MY DEATH SENTENCE
Si Frumkin - January 9, 2009
This was the law of the lands where the swastika banner flew proudly. The 1000-year Reich lasted just 12 years; then the lights went on again all over Europe for a brighter, happier, productive future for those who had lived through it.
I was just 14-years old. I had memories but, more importantly, I had hope. I had hope that what I had lived through would not be repeated, that I would live a normal life like everybody else – Jew and non-Jew, that I would acquire knowledge I could pass on to others – including, I hoped, my children and their children, that I could do something that might make my world – and everyone else’s - a better place to live in.
My hopes became reality after I came to America at the age of 18. I graduated college, got a job, bought a house, fathered children, made friends, became involved in humanitarian causes, and loved and appreciated the wonderful country that gave me the opportunity – and the inalienable right - to pursue happiness.
It had never occurred to me that there might come a time when I and my family might be sentenced to death once again for the crime of being born Jewish. It never crossed my mind that the world would once again be hearing the shouts of “Kill the Jews” and “Jews to the ovens!” I realized that there were some who hated Jews but I was sure that this was a tiny, mindless, insignificant minority – surely smaller in numbers than those who believed the Earth was flat or that Elvis was alive.
I was wrong.
Hatred is with us again. The legions of haters are proudly waving their flags and flaunting their slogans around the globe. And just like the nazis of seventy years ago they are not bashful or apologetic in disseminating the ideology of mass murder. They are dedicated, enthusiastic, committed, and ready to die for their deadly doctrine. One of their religious leaders put it best: “We love death as much as the Jews and Christians love life!”
A less literate, young man at a New York demonstration was even more frightening by waving a misspelled placard that demanded, “Kill All Juice!” The photo brings a smile to most that see it on the internet but it isn’t funny. We know that he doesn’t want to kill orange juice – he wants to kill me, my children and grandchildren and all those other “juice”.
In Fort Lauderdale, on December 30, hundreds of anti-Israel demonstrators protested the Israeli military operation in Gaza. Their hatred encompassed all Jews – “Go Back to the Ovens! You Need a Big Oven” and “Kill All Jews!” (this time spelled correctly), read their placards.

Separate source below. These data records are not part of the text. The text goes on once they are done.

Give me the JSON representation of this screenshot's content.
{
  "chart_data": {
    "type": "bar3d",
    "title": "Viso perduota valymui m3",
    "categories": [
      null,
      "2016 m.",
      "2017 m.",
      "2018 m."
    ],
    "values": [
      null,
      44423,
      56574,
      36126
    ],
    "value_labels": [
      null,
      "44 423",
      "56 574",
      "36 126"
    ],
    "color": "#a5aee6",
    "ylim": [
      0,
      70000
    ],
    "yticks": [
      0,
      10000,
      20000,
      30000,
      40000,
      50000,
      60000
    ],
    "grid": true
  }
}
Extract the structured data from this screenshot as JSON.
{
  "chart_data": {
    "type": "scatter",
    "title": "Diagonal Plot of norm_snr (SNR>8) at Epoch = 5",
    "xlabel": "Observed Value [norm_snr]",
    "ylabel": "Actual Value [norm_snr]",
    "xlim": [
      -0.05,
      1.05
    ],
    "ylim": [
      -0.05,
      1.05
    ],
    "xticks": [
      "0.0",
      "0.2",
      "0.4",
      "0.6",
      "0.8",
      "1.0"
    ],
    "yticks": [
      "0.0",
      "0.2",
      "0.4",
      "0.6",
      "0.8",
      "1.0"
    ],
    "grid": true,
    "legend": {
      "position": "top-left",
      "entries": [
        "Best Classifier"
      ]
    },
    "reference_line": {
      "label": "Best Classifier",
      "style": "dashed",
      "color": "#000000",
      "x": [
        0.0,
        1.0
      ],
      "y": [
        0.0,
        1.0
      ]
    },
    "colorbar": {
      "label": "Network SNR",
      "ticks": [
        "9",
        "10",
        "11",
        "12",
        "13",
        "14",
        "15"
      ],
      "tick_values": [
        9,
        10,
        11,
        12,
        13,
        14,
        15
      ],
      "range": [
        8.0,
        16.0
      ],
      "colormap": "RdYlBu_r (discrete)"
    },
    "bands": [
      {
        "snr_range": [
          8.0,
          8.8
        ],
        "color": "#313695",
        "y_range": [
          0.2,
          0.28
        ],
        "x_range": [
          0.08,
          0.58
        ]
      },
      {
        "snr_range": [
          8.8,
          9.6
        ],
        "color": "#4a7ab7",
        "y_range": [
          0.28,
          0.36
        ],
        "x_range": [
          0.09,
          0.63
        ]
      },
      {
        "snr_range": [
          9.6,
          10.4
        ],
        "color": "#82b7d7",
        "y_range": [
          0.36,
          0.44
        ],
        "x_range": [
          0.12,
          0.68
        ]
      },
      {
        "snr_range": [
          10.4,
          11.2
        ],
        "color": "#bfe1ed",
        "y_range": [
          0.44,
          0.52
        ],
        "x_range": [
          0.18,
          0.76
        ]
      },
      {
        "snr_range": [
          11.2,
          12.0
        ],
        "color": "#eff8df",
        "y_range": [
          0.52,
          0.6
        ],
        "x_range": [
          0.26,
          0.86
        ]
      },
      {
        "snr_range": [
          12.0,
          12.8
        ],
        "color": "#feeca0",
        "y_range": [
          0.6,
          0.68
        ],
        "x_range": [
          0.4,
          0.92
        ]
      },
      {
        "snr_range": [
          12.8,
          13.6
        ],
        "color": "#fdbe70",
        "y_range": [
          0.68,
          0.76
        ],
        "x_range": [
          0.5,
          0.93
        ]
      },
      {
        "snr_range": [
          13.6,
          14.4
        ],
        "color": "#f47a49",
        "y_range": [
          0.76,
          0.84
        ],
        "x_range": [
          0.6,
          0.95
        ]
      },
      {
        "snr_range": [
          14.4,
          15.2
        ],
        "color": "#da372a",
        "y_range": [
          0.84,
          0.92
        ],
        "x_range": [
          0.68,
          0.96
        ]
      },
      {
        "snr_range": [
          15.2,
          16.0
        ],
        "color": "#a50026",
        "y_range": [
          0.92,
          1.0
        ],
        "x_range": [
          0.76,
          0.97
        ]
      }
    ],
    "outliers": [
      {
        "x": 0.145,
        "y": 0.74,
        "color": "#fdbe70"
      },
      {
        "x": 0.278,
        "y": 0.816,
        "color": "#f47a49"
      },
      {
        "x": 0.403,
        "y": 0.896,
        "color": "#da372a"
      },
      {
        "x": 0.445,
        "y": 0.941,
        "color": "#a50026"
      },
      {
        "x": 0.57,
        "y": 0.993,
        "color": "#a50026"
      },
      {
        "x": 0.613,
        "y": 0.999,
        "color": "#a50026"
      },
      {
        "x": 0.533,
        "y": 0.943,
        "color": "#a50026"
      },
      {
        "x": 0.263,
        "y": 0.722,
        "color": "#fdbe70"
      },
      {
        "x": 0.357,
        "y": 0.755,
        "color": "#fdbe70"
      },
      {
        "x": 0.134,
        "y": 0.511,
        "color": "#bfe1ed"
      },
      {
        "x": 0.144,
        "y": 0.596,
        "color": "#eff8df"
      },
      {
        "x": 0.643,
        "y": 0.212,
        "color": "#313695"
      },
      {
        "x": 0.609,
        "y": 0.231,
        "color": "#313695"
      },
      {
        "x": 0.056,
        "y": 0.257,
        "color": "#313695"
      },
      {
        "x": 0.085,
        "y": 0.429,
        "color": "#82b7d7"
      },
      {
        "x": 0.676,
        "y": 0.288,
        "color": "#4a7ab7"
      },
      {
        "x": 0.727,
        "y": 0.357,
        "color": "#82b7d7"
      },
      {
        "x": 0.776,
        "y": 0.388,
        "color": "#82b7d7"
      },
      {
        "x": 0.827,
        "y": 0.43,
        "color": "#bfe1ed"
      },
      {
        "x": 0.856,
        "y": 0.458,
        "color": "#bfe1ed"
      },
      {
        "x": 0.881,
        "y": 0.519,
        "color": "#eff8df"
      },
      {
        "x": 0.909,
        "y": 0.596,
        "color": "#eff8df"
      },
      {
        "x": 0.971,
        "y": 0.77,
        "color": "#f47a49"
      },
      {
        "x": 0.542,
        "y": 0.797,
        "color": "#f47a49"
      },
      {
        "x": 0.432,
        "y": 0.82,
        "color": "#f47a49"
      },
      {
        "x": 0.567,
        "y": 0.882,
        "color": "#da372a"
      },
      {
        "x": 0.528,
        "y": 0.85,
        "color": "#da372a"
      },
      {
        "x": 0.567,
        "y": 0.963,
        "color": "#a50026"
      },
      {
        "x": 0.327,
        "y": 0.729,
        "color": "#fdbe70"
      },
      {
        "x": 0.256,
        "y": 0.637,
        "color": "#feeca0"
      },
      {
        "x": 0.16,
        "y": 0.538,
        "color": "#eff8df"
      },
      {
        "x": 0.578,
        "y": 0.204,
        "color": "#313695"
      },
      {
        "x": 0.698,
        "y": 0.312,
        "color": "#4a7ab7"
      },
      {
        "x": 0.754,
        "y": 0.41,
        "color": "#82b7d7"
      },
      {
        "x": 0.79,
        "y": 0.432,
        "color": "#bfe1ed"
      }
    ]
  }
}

Pamphlets in Denmark demand, “Kill Israel’s People”, and on the reverse, less correctly, “Kill Jewish People Evry Where in Ther World”. In Mumbai, a city with very few Jews, the Islamic terrorists went to the trouble to find a tiny, unmarked Chabad facility to slaughter the 6 Jews there. In Britain the police are unable to guarantee security for Jewish schools. In Amsterdam, in January, a crowd at a rally chanted “Hamas! Hamas! Jews to the Gas!” In Belgium, pro-Hamas demonstrators burned a public menorah and painted swastikas on Jewish-owned shops. In Berlin, the police chief warned Jews not to wear scull caps in public and avoid “acting Jewish”. In France, a burning car was rammed into a Toulouse synagogue. In southern Sweden a Molotov cocktail was thrown into a synagogue. And there is more, everywhere…
The hatred is not hiding. On the official Hamas website, on 12/31/08, there were calls for attacking Jews throughout the world, “…a Jewish adolescent boy in an Australian synagogue, a Jewish minister in the Georgian government, a Jewish businessman in the New York Stock Exchange, an illiterate Jew from Ethiopia…they all belong to the same gang and the same nation…” And Al-Qaeda’s Ayman al-Zawahiri demanded that Jews be attacked worldwide, “…everywhere you can reach them. Support your mujahedeen brothers and children against them.”
The British online forum “Ummah” asks, “Have we got a list of top Jews we can target? Can someone post names and addresses?” And, in response, “Saladin1970” gives a link to 100 top British Jews.
There are those who believe that this isn’t anti-Semitism – just anti-Zionism. Here is a quote from a great and wise man: “When people criticize Zionists they mean Jews. You are talking anti-Semitism” (Martin Luther King, 1968).
I am worried.
Si Frumkin , a Holocaust survivor and longtime Jewish activist, now devotes his time to public service, lecturing, writing, and whatever else has to be done.